Maloney worked for 30 years as a civil engineer, most of them with Civil Design Consultants in Steamboat. If you want to admire his work, just take a walk along the Yampa River Core Trail or ride your bicycle over the James Brown Soul Center of the Universe Bridge on your way to a peaceful ride out on Twentymile Road.
Maloney competed in more than 44 distance races in his life, the Boston Marathon among them. But it's impossible to do justice to his racing career in a newspaper column. He served as the course director for the Steamboat Springs Marathon from 1983 to 2007. Often, he would fire the starter's pistol, then jump into the race.
Maloney did something many of his friends were resigned to accepting he might never do when he married his wife, Maureen "Mo" Maloney, almost five years ago. They had been a couple for 10 years.
"He was just an incredible man," Mo Maloney said. "When we first started dating, I told his sister, Molly, that he seemed like an ordinary guy, but in an extraordinary way. She replied that you could look at it another way. That he seemed like an extraordinary man, but in an ordinary way."
Mo said one of the reasons she was attracted to her husband was that he lived his convictions.

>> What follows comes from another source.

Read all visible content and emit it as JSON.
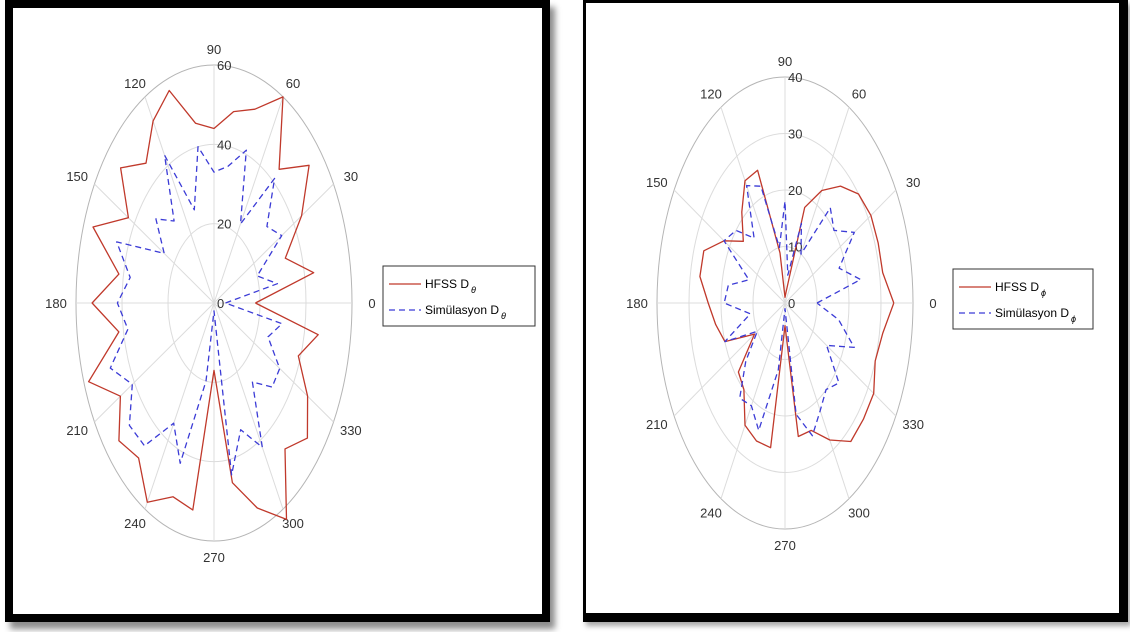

He was not particularly enamored of material possessions and lived for 18 years in a cabin in the south valley that had no running water.
Curtis said there were times when Maloney preferred his old, wooden cross-country skis and a leather backpack to modern outdoor gear.
Maloney tried to live a healthy lifestyle - he was a vegetarian. So, it's tragically ironic that his family is convinced his cancer resulted from exposure to chemical agents while in Vietnam. Non-Hodgkin lymphoma is on the list of diseases that can be connected to those chemicals, his brother said.
Maloney was originally diagnosed a decade ago, and the disease went into remission. He continued his active lifestyle, traveled widely and ran six marathons in that time, Mike Maloney said. But it wasn't out of some heightened sense of his own mortality. It was just the way he lived.
He made his last trip in January to watch his niece run her first marathon. She used her experience to raise funds for cancer research.
Molly said that in the last meaningful conversation Mo and Steve shared, Mo asked him what he wanted to do. It didn't occur to him that she was asking how he wanted to live out his final days.
"I want to get over this," was his simple reply.